According to some studies, children peak their participation in physical activity around the age of 12-14, and many have less opportunity to do so.
“Think about when it’s a person’s lifespan. You go from middle school to high school, and now you have to form a team.” Now no one can play. When PE becomes an elective course, or only one or two days a week. Anxiety and depression begin to surge as they plunge into the rage and turmoil of all teens’ anxiety and deal with hormonal and identity issues. That’s when we’re making it harder for us to be physically active, “says Sibold, the father of the school-children of age. “If anything, they need more physical activity. They need to travel more than an hour a day, more than four days a week. When they do this, they don’t commit suicide. I showed it. It’s very convincing to me. “
Further research will examine the status and settings of physical activity. “Children who participate in team sports appear to be significantly less prone to depression and suicide than children who engage in physical activity solely in physical education classes. Children need the social support of the team. You don’t have to be competitive. Hiking teams, geocaching, dancing. “
EXSC 242 Exercise and Sports Psychology courses on exercise as an intervention in anxiety and depression, substance abuse, eating disorders, post-traumatic stress disorders, adolescent mental health, suicide tendencies, and cognition in the elderly. We share these ideas in the segment.
“Bullying damage more than doubles the risk of adult suicide,” Sibold told students. “Teaching children to be physically active brings lifelong benefits, including reduction. mental health risk.

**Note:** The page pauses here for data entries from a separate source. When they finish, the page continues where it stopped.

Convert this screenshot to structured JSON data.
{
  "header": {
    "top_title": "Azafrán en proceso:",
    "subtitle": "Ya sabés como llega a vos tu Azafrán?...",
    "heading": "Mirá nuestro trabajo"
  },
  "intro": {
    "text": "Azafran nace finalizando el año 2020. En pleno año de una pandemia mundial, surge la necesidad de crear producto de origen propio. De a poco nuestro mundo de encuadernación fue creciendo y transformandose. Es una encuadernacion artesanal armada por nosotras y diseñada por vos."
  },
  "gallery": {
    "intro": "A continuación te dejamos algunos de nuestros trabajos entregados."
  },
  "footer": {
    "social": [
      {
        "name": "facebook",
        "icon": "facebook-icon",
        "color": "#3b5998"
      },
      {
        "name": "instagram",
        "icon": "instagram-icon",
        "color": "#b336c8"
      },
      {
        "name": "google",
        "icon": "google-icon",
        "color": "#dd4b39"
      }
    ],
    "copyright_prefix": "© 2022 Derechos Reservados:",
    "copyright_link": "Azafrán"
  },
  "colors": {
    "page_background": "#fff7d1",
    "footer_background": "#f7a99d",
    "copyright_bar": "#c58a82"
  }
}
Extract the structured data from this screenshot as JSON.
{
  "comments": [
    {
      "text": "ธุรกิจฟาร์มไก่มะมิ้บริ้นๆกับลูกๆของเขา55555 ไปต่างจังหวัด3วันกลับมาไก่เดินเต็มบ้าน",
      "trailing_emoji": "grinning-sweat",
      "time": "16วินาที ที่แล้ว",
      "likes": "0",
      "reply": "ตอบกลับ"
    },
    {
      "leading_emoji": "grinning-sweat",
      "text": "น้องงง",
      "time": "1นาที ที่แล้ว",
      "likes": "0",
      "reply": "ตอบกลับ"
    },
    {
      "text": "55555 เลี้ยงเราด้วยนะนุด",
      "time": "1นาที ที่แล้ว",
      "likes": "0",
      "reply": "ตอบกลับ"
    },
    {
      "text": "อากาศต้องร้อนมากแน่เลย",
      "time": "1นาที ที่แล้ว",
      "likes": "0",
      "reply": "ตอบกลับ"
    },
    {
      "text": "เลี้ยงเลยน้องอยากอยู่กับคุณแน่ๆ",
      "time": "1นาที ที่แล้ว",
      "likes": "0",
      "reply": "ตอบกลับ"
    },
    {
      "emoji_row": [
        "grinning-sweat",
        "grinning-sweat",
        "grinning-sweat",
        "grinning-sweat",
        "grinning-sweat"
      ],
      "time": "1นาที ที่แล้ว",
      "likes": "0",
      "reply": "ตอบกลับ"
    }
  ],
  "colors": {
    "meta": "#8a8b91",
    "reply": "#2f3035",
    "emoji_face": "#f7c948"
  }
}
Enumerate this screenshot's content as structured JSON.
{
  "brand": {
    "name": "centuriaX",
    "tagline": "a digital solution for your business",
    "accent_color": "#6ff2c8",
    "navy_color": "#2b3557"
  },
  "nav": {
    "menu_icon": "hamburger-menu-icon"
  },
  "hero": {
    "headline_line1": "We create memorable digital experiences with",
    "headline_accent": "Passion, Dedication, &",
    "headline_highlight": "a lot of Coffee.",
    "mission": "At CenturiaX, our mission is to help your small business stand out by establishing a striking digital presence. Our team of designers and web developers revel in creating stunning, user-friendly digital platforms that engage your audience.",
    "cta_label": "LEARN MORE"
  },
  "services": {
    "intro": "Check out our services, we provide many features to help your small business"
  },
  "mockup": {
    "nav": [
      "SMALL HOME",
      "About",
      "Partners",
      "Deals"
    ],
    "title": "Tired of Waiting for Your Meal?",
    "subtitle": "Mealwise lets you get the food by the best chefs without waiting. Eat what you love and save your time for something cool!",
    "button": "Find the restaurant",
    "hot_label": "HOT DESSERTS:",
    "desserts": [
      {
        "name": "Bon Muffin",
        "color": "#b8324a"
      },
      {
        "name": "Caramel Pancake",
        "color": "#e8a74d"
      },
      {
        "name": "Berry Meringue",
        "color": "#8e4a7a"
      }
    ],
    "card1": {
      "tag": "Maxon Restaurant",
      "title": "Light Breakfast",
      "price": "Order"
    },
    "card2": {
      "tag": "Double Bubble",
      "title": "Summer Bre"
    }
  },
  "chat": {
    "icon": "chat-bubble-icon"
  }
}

The long-term consequences are dramatic and may change the way people live. ”
Jeremy Sibold et al, the bullying environment, eases the relationship between physical activity and mental health in bullied American children. School health journal (2019). DOI: 10.1111 / josh.12864
University of Vermont
Quote: The impact of routine exercise on teens experiencing cyberbullying and bullying in the schoolyard (January 10, 2022) is https: //medicalxpress.com/news/2022-01-effects- Obtained from routine-teens-experiencing-cyberbullying.html on January 10, 2022.